= Aerm Ariaentje =

Dutch woman known for her longevity

Aerm Ariaentje, also known as Adriana (born c. 1516; buried on 12 August 1624 in Zutphen), was a Dutch woman known for her longevity.

A children's street song was composed about her and several historical works have been written about her. She is adopted in the 1001 Vrouwen uit de Nederlandse geschiedenis; 1001 biographies of famous women of the Netherlands.

==Biography==
Despite living in poverty, Ariaentje reportedly never lacked necessities. Her nickname "Aerm" derives from the Dutch word arm, meaning "poor." She lived as a kostkoper, a resident who paid for board and care, in a proveniershuis or poorhouse. She never married. Until her death, she was said to retain "the full use of all her senses and her cheerfulness." She died in August 1624 and was buried on 12 August in Zutphen.
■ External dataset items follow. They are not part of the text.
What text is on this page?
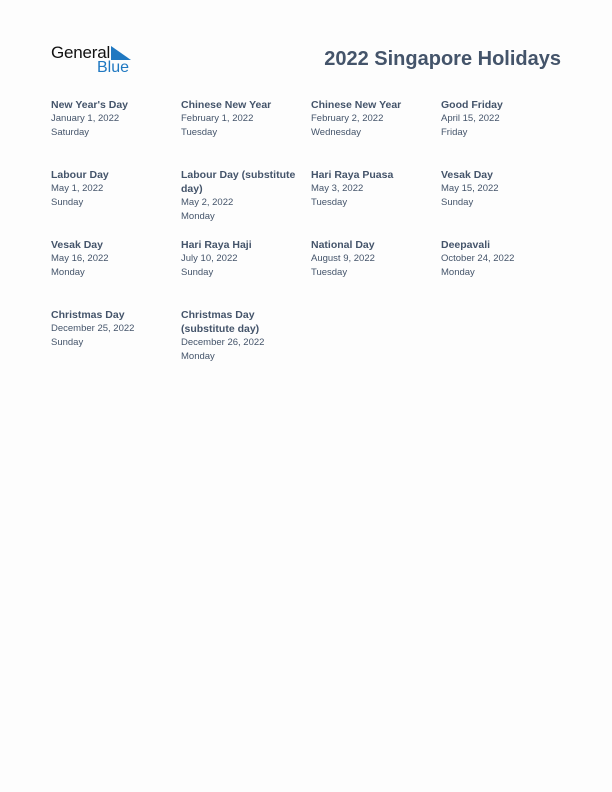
General
Blue	2022 Singapore Holidays
New Year's Day
January 1, 2022
Saturday
Chinese New Year
February 1, 2022
Tuesday
Chinese New Year
February 2, 2022
Wednesday
Good Friday
April 15, 2022
Friday
Labour Day
May 1, 2022
Sunday
Labour Day (substitute day)
May 2, 2022
Monday
Hari Raya Puasa
May 3, 2022
Tuesday
Vesak Day
May 15, 2022
Sunday
Vesak Day
May 16, 2022
Monday
Hari Raya Haji
July 10, 2022
Sunday
National Day
August 9, 2022
Tuesday
Deepavali
October 24, 2022
Monday
Christmas Day
December 25, 2022
Sunday
Christmas Day (substitute day)
December 26, 2022
Monday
There is some inconsistency among sources regarding her exact age, but the most reliable account appears to be from the preacher Willem Baudartius (1598–1640). Reportedly astonished by her age, he is said to have commissioned the following Latin inscription on her gravestone: "Virgo Adriana jacet tumulo tumulata sub isto / centenos septemque annos quae vixit, et ultra." (Translation: "Under this stone lies buried a maiden of one hundred years, and to that seven more. Believe it freely, for it is true.") Her estate at death consisted of a debt of four stuivers, a small amount, likely owed for boarding at the institution.

==Legacy==
A children's street song was composed about her. Around a hundred years after her death, Dutch historian François Halma included a section titled Adriana in his 1725 work Tooneel der Vereenigde Nederlanden ("Theatre of the United Netherlands"), which featured stories of very old people. Her story continued to be cited in other works over time including reference works by Chalmot and Jan Christiaan Kobus / W. de Rivecourt. She is adopted in the 1001 Vrouwen uit de Nederlandse geschiedenis; 1001 biographies of famous women of the Netherlands.